Zhaownrrhhh

I lack any good rationale for linking these three films under a loose “point” about genre, but I’m lazy and haven’t posted in forever.

Prachya Pinkaew’s Tom yum goong (renamed in the US The Protector by some dolt) is in many ways simply a showcase for Tony Jaa jumping really high and kicking people in the face, or flying through the air to land with his knees on someone’s nose, or jumping from a standstill to smash a lightpost over a guy’s head, or doing a backflip and landing on a narrow scaffold over a long fall to escape a crazy BMX guy trying to run him over. And so on. It’s got a prototypical faux-classical schmaltzy set-up: the ancient protectors of elephants lose an elephant–and her baby!–to mafiosi in Sydney. Revenge/rescue ensues. Cue Tony Jaa’s thighs and steel toes.

But there is some crazy fun stupid stuff: a completely ludicrous mosquito-boat race that ends with two boats being shot through the air into a helicopter, everything exploding in a patently fake matte shot, and quick cut to “Sydney, Australia–Two Weeks Later.” I love that the silly narrative arc is treated as a patent excuse for all kinds of shenanigans. Later, there is a fight between Jaa and about 30 skateboarders, roller-skaters, and BMXers. These hoods are summoned by a strange mafia siren, and they run from all over the streets of Sydney. They are never referenced before or after this fight. Their weapons of choice are florescent lightbulbs.

And, finally, there is a 4-minute tracking shot with fight after fight after fight up the circular stairs of a resort hotel, and it’s just lovely to watch–give up on everything else, watch that, and you’re sold. I watched it three times, kind of enraptured by the foolish bravado of the whole thing. (It apparently took a month to film.)

How to Train Your Dragon is quite pleasant, a kick for a kid’s film, ‘though not in the same league as the crop of classics from last year. But I’ll single its vision and aesthetic out–once again, I was struck dumb by the beauty of some of the textures and color schemes of its 3d aerial and land scapes; Roger Deakins had a hand in capturing certain qualities of the golden hour folks like Haskell Wexler have so brilliantly captured on film.
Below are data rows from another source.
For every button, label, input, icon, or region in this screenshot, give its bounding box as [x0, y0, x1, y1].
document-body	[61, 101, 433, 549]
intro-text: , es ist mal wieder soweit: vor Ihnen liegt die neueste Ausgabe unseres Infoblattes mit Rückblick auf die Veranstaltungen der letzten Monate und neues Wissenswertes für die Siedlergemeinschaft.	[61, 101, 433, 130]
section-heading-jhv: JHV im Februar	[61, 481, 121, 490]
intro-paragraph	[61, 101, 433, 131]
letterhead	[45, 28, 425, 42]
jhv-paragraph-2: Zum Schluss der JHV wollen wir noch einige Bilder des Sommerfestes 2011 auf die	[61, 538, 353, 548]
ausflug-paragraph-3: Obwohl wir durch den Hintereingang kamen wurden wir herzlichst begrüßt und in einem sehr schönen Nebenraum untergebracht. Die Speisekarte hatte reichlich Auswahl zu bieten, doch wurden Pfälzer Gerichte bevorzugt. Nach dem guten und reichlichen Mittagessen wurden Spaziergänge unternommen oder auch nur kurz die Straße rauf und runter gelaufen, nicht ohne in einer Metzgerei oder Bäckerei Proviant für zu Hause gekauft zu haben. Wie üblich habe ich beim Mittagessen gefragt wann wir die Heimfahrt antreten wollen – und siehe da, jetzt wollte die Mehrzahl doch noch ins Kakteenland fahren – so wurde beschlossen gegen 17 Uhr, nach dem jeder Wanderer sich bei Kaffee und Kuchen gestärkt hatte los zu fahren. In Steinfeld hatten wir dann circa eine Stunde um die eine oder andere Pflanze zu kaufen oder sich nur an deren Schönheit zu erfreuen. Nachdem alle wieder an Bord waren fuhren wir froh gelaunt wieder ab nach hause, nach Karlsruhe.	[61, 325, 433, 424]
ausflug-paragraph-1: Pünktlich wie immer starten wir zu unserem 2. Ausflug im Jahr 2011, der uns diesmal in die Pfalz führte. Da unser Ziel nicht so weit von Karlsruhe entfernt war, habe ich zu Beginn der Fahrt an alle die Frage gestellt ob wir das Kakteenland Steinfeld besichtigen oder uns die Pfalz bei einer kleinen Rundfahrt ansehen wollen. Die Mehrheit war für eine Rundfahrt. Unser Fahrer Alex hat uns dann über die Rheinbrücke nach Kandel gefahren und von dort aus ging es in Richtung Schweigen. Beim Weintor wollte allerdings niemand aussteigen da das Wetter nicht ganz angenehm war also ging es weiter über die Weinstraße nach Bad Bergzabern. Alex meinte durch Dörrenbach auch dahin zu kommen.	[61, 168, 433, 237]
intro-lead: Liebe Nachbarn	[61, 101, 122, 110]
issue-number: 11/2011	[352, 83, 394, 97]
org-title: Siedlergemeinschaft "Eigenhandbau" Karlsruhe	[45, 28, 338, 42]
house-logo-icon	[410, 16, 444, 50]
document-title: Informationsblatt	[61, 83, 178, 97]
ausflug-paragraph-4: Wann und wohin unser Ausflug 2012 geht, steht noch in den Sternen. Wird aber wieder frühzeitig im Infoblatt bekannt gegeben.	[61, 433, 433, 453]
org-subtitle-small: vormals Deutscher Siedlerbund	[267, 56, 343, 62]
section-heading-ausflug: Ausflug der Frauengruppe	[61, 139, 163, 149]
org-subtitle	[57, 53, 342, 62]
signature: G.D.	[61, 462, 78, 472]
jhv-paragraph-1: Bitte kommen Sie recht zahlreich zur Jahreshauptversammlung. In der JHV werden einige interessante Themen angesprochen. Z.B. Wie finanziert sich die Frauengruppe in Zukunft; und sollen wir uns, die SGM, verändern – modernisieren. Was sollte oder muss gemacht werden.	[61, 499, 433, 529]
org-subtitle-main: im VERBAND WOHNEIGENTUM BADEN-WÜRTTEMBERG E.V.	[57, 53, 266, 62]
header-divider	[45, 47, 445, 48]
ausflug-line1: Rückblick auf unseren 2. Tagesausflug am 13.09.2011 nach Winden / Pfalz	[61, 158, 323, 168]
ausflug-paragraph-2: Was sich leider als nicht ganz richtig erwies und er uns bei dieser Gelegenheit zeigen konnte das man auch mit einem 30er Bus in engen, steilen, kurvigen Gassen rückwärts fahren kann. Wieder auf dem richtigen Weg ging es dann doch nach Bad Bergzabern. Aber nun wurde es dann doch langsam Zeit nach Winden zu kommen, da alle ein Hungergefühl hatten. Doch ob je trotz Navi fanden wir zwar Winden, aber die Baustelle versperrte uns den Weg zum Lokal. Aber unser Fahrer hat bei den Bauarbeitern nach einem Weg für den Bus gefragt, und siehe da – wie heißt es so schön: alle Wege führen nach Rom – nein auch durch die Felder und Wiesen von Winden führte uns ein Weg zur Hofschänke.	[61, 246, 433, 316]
But I’m talking skin, stones, beards, vests, scales, surfaces — god the film looks like you could grab it. (I will take this over the bloated Avatar any day.)

Finally, and the pick of this litter, Lake Mungo is another faux-documentary-style horror film, or at least that’s how it begins. A family out swimming realizes one member–the teen daughter–hasn’t come out of the water. Hours later, her body is recovered. The film follows their mourning–and a growing sense that some presence haunts their home–over the course of a couple years. The film certainly has its suspense and quiet unsettling dread, but it slowly becomes more of an oblique examination of grief. And then it morphs yet again, into a precisely-framed (in terms of narrative and image) exploration of the relationship of the filmed image to our memories, our knowledge, our sense of history. I don’t want to oversell–or undersell-this as some abstract film-theorist’s wet dream: it’s a strong character study, and genuinely haunting in the best sense. But I loved what it did with photos, video footage–like many of the best horror films, it was about what we see and why we look, the death- and life-haunted uncanny of the photographic image. I was expecting some cheesy but fun horror, a la Paranormal Activity, and this was a fantastic surprise.